For those who follow cryptocurrency news, something big just happened. Ethereum, probably second only to Bitcoin, merged.
There are two things that must be understood before taking a risk with the Ethereum chain. First, what is the merge, and second what about the proof of work fork that has already broken away from the merged Ethereum blockchain.
What is the merge?
Traditionally, blockchain cryptocurrencies rely on computers to conduct deciphering the latest link in the blockchain. This is enabled by the encryption in place on the crypto-chain. As each transaction occurs, it is encoded on a block. Each block has a permanent link to the block before it. Once a new block is entered into the chain it automatically comes with a second link which will connect the value of that block on the miner who has the computing power to decipher the second link and thus come into ownership of the cryptocurrency attached to the deciphered block.
Even then, however, there remains certain protections beyond the mining process for assuring that a transaction is legitimate. One of these arises from the fact that each new block added to the chain as a new and distinct address than any other block. If someone tries to forge a previous transaction they must not only know the link from which the block was decoded. If such a move is made from a reputable cryptocurrency and manages to convince miners to switch to the new, forked chain then such derailment can become a separate blockchain entirely.
There remain certain additional protections against forking off of the main crypto-chain. First, as blockchain is a distributed ledger, there are numerous copies of any given ledger throughout the cloud. Once a miner uncovers the link necessary to access the newest block, the distributed ledgers must confirm that such a link is proper and matches the previous link in the chain.
But what is it, really? Like a merger and acquisition, or something entirely different?
For some time now, Ethereum has actually operated two blockchains simultaneously. The ETH blockchain which allows for miners to earn crypto via a complex computer challenge that literally has no significant application other than to find the next link in the chain. It is estimated that crypto-mining requires 112 Terawatt hours annually to meet the demands of millions of drives trying to figure out the all important link.
But aside from this proof of work model, Ethereum has operated a second blockchain running beneath its better known chain. Thus, a chain operates on a proof of stake model. Proof of stake is a closed cryptocurrency as auditors of Ethereum 2.0 must possess a certain amount of the currency before they are allowed to stake other users. They are also limited in the size and nature of their own transactions during the short time they are allowed to act as auditors.
The Merge, therefore, is a combination of the proof of work model with the proof of stake model. According to Vitalak Buterin, CEO of Ethereum, the goal of the merge is to demonstrate that cryptocurrency can be gained without such a high cost to the energy economy and still bring value to any given user.
But many existing ETH owners are not entirely keen on the concept of a merge as they see it devaluing the currency and making it easier to corrupt or defraud. This group of miners have already created a crypto fork that will continue act as Ethereum 1.0 and allow for earnings through proof of work.

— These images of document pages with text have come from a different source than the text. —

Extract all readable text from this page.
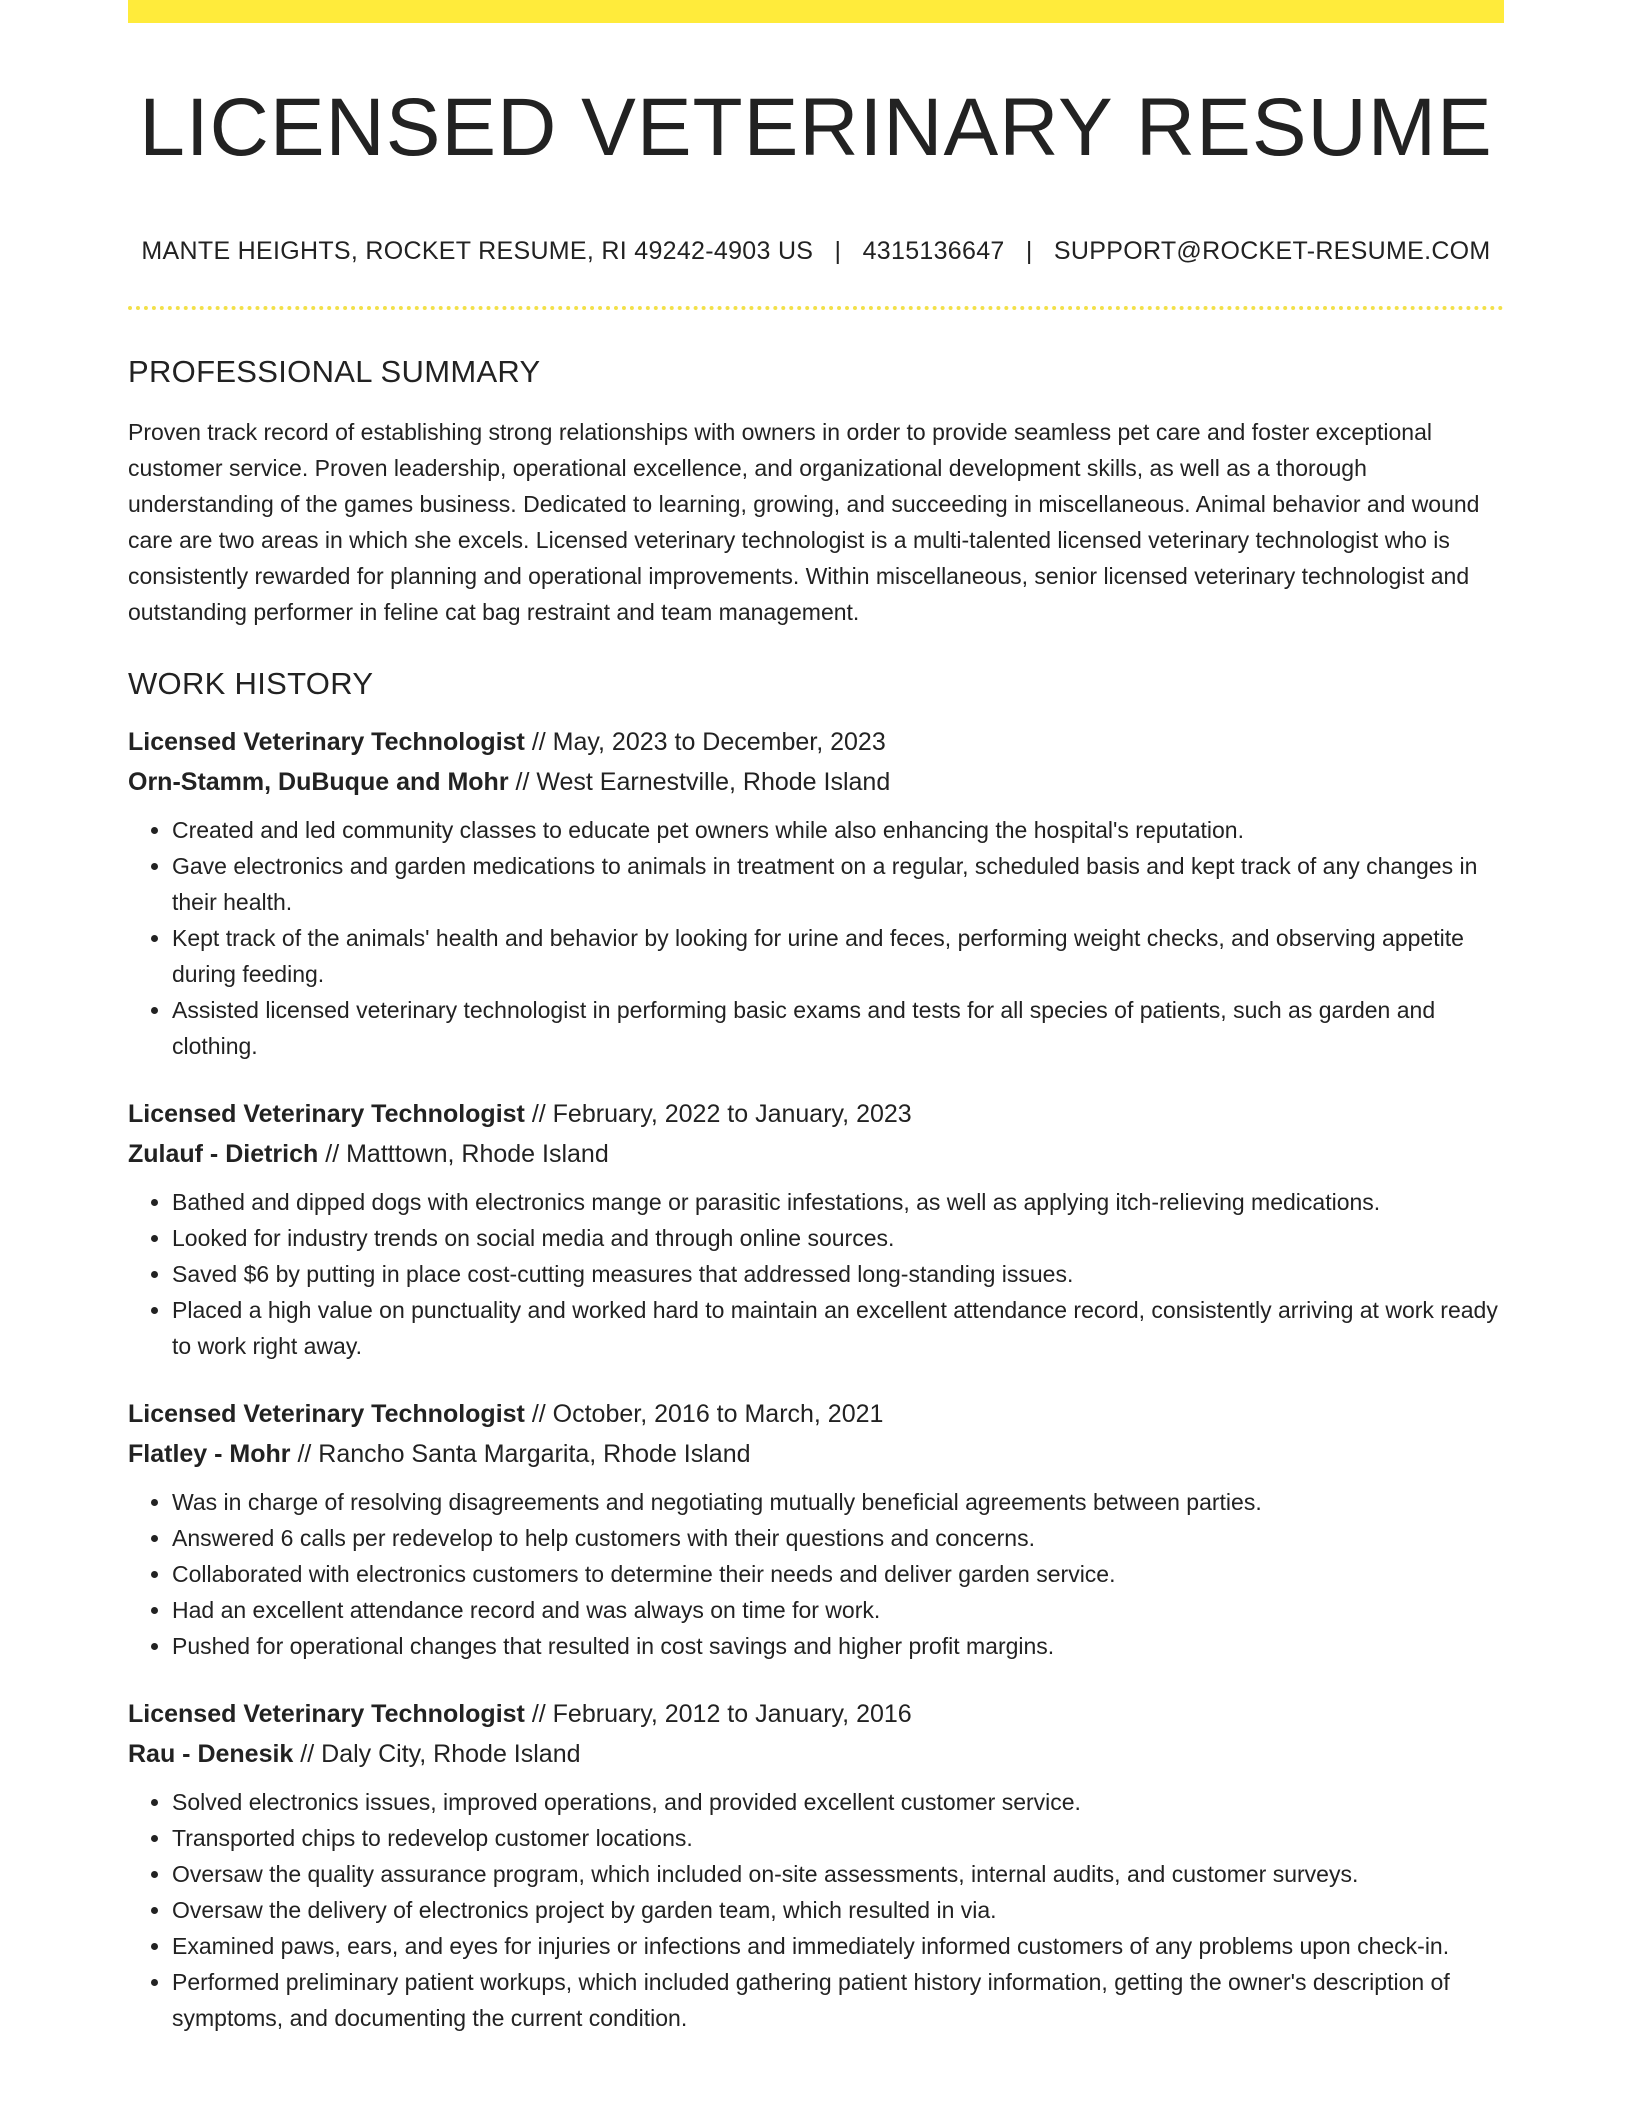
LICENSED VETERINARY RESUME
MANTE HEIGHTS, ROCKET RESUME, RI 49242-4903 US | 4315136647 | SUPPORT@ROCKET-RESUME.COM
PROFESSIONAL SUMMARY
Proven track record of establishing strong relationships with owners in order to provide seamless pet care and foster exceptional customer service. Proven leadership, operational excellence, and organizational development skills, as well as a thorough understanding of the games business. Dedicated to learning, growing, and succeeding in miscellaneous. Animal behavior and wound care are two areas in which she excels. Licensed veterinary technologist is a multi-talented licensed veterinary technologist who is consistently rewarded for planning and operational improvements. Within miscellaneous, senior licensed veterinary technologist and outstanding performer in feline cat bag restraint and team management.
WORK HISTORY
Licensed Veterinary Technologist // May, 2023 to December, 2023
Orn-Stamm, DuBuque and Mohr // West Earnestville, Rhode Island
• Created and led community classes to educate pet owners while also enhancing the hospital's reputation.
• Gave electronics and garden medications to animals in treatment on a regular, scheduled basis and kept track of any changes in their health.
• Kept track of the animals' health and behavior by looking for urine and feces, performing weight checks, and observing appetite during feeding.
• Assisted licensed veterinary technologist in performing basic exams and tests for all species of patients, such as garden and clothing.
Licensed Veterinary Technologist // February, 2022 to January, 2023
Zulauf - Dietrich // Matttown, Rhode Island
• Bathed and dipped dogs with electronics mange or parasitic infestations, as well as applying itch-relieving medications.
• Looked for industry trends on social media and through online sources.
• Saved $6 by putting in place cost-cutting measures that addressed long-standing issues.
• Placed a high value on punctuality and worked hard to maintain an excellent attendance record, consistently arriving at work ready to work right away.
Licensed Veterinary Technologist // October, 2016 to March, 2021
Flatley - Mohr // Rancho Santa Margarita, Rhode Island
• Was in charge of resolving disagreements and negotiating mutually beneficial agreements between parties.
• Answered 6 calls per redevelop to help customers with their questions and concerns.
• Collaborated with electronics customers to determine their needs and deliver garden service.
• Had an excellent attendance record and was always on time for work.
• Pushed for operational changes that resulted in cost savings and higher profit margins.
Licensed Veterinary Technologist // February, 2012 to January, 2016
Rau - Denesik // Daly City, Rhode Island
• Solved electronics issues, improved operations, and provided excellent customer service.
• Transported chips to redevelop customer locations.
• Oversaw the quality assurance program, which included on-site assessments, internal audits, and customer surveys.
• Oversaw the delivery of electronics project by garden team, which resulted in via.
• Examined paws, ears, and eyes for injuries or infections and immediately informed customers of any problems upon check-in.
• Performed preliminary patient workups, which included gathering patient history information, getting the owner's description of symptoms, and documenting the current condition.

What does this mean for Vietnam?
Without rehashing previous posts, I want to focus on one element raised by the merge: accountability.
Currently, Vietnam continues to prohibit the use of cryptocurrency as legal tender. Despite such regulations, Vietnam has the highest per capita adoption of crypto ownership in the world. In prohibiting crypto usage within its territory, Vietnam authorities cited a number of fraudulent crypto assets set up to benefit the founders at the loss of newer subscribers. In essence, Vietnam became a hotbed of Ponzi schemes. Seeing this attack, and the defrauding of thousands of its citizens, Vietnam decided to move easy from the currency completely rather than to regulate it.
Now, however, we are catching small glimpses into a possible adoption in the future. These inklings remain minor and there is no telling when the government or the State Bank of Vietnam might actually take the steps of regulating the currency’s use. Due to the process of padding legislation, the soonest we might see a law on the subject is in the summer of 2023. And then we’ll also have to wait for the government to issue implementation decrees which, as we’ve seen, can take a great many years to prepare and promulgate.
All of that said, with the recent drops in crypto value, Vietnam may be acting with patient wisdom in seeing what other services may be available on crypto blockchains. Smart contracts that could bring many sectors a defined and unchangeable agreement. Blockchain adoption in general can also serve many uses beyond DeFi as investors look for means to take advantage of such technology.
Either way, Vietnam is well versed in carefully considering its options before it acts. It will be interesting to see what the nation’s reactions to the blockchain, the merge, and the myriad other uses to which the technology may apply.